Many also argue that because of the JG, the government will have to create “make work” jobs. These jobs will not have true meaning and thus the people working them would have no purpose. So what ends up happening is that millions of people are employed in meaningless, but secure job options. This ends up leading to private sector businesses either closing down or turning to more dangerous means of reducing cost, automation. And most of these family owned businesses will not be able to keep up.

2) Two popular plans such as the Tcherneva Plan and the Paul et al Plan cause $702 billion and $840 billion for only about 15 million people respectively. These programs do not address cost largely but the Paul plan proposes to raise taxes and the Tcherneva plan claims that the program will eventually pay for itself.

Another concern that branches off this is trade offs. To pay for the government program the government may have to take away Or trade off  spending from other programs such as government provided health care. This impacts marginalized groups that can’t work due to disabilities or cant work due to other obligations such as taking care of children or family members.
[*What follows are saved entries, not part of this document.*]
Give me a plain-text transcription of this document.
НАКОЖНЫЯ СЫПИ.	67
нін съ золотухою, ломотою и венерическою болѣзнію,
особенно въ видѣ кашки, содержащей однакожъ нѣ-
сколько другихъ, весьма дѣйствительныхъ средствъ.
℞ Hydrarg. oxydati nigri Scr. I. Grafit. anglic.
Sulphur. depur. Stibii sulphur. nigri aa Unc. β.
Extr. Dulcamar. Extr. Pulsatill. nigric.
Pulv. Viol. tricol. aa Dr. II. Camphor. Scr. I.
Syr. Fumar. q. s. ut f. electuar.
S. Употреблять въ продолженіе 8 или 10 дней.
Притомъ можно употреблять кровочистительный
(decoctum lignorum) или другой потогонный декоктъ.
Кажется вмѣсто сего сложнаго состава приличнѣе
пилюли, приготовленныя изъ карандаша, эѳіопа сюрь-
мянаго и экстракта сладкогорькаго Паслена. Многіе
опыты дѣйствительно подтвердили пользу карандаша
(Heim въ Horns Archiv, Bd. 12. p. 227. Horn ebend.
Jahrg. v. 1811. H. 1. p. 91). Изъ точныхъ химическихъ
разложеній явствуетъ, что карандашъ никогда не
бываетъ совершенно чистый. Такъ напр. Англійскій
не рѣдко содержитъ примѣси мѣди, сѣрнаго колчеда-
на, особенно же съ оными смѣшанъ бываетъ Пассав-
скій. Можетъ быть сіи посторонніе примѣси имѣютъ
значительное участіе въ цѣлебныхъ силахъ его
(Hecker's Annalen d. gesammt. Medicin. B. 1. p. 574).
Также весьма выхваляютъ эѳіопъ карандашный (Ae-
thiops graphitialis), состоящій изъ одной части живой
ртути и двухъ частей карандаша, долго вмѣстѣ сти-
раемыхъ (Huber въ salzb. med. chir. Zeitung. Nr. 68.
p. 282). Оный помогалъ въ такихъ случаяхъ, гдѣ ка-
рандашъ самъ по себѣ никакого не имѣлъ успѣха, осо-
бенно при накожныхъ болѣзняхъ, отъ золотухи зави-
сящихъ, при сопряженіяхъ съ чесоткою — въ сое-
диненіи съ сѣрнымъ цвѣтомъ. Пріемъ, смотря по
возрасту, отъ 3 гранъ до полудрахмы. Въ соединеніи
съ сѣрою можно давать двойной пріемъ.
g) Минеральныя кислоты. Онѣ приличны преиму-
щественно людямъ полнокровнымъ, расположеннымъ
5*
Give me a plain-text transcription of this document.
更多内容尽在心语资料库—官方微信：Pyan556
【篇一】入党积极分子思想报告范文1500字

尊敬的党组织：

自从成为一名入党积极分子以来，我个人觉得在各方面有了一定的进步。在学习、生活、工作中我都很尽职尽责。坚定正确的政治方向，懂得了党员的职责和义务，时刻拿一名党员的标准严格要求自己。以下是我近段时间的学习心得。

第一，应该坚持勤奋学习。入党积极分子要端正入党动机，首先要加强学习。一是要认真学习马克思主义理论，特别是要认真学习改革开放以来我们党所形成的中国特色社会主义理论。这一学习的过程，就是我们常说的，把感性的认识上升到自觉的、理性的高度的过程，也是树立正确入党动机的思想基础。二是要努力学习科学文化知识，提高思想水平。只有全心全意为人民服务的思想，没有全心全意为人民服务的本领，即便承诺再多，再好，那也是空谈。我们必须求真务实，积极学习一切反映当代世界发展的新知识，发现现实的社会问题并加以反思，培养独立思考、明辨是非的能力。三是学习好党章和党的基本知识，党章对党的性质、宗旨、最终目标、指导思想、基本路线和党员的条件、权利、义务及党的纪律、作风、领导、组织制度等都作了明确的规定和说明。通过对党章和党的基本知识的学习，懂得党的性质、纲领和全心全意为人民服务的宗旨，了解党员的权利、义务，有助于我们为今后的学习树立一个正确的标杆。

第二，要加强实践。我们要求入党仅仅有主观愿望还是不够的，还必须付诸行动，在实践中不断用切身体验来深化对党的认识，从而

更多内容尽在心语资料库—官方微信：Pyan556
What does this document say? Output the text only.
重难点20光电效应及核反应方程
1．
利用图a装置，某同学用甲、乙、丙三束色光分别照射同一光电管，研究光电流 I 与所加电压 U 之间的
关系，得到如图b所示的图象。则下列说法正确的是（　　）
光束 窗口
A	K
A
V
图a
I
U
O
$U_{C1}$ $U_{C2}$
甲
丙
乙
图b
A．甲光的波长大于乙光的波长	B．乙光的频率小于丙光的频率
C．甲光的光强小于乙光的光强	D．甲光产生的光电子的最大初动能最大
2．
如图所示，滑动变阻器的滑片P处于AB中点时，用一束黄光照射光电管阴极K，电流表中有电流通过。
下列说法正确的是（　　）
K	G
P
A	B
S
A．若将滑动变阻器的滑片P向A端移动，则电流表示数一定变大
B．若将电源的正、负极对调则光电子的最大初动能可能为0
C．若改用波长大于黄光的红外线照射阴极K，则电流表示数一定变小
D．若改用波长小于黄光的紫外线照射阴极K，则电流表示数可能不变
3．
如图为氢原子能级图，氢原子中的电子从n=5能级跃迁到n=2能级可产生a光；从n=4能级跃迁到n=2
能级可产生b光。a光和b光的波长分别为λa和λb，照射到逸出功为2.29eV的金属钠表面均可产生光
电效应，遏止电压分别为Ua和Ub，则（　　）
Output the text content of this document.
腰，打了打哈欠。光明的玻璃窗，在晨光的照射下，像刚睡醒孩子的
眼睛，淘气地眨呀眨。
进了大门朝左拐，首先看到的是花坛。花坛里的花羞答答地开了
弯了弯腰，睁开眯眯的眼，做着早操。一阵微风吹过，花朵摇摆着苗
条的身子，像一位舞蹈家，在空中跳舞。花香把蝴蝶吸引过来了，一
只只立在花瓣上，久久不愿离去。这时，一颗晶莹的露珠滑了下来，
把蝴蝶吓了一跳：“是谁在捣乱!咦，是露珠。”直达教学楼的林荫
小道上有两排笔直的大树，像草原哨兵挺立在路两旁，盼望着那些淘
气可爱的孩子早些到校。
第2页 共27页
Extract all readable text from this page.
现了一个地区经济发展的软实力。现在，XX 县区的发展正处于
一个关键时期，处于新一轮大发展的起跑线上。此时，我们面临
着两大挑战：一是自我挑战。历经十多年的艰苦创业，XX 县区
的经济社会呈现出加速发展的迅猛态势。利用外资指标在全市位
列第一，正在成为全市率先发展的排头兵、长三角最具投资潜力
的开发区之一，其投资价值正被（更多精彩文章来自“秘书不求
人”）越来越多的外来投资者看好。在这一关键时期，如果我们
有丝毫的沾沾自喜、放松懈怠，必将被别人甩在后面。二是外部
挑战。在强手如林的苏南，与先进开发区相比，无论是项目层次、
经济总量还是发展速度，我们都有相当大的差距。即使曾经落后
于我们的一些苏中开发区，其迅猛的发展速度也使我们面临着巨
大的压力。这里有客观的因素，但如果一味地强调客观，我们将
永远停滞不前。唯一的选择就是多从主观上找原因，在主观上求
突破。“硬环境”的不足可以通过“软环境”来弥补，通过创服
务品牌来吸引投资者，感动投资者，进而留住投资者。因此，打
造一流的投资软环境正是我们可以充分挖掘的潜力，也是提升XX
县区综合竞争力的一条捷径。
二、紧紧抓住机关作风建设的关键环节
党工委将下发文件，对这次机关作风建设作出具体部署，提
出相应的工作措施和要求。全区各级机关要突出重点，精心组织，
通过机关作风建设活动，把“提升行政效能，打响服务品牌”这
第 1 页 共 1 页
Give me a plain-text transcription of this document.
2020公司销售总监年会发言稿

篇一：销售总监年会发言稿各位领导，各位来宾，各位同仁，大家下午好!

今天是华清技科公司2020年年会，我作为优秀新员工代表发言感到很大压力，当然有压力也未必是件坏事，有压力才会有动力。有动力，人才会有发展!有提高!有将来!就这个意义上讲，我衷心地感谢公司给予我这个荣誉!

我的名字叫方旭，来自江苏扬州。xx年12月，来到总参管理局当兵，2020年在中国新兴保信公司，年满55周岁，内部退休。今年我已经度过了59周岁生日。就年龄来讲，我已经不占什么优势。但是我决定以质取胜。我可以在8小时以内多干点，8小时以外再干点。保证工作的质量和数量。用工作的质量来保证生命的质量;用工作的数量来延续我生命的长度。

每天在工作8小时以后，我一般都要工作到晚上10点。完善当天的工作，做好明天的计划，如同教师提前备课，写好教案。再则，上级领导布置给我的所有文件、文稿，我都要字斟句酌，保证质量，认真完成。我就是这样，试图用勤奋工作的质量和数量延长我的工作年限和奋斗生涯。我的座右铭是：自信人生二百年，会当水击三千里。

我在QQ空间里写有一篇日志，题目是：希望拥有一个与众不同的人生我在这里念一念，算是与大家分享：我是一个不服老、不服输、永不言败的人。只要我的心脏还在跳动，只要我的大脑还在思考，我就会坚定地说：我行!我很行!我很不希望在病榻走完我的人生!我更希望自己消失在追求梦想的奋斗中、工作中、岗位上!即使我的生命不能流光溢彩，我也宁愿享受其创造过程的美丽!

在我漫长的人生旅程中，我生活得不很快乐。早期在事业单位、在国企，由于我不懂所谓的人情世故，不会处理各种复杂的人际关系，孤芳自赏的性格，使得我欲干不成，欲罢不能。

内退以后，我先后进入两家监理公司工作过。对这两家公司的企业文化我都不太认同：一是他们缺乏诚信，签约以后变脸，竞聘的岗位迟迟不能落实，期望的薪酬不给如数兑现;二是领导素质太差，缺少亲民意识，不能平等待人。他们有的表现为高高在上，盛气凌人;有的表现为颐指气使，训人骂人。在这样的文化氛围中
The spending that could go toward bettering these infrastructures will instead go to a JG that would not benefit the people in dire need to work.

Bhandari, an economic policy advisor at Third-way closes, What we’re left with is a new program taking up funding that could instead be used instead for things like increased childcare, training support, expanded health care coverage and more.”

As for my opinion on this, I believe there is a dire need for efficient stimulus programs during times of economic crisis. There are many benefits toward a jobs guarantee, but they would need to be executed in an extremely specific manner. I do not think that a JG should be enacted for any use besides crisis mitigation. Whilst a JG could provide economic stability and better societal infrastructure, the issues of private sector crowd out as well as feasibility need to be addressed. Do you think it is time to enact a Jobs Guarantee?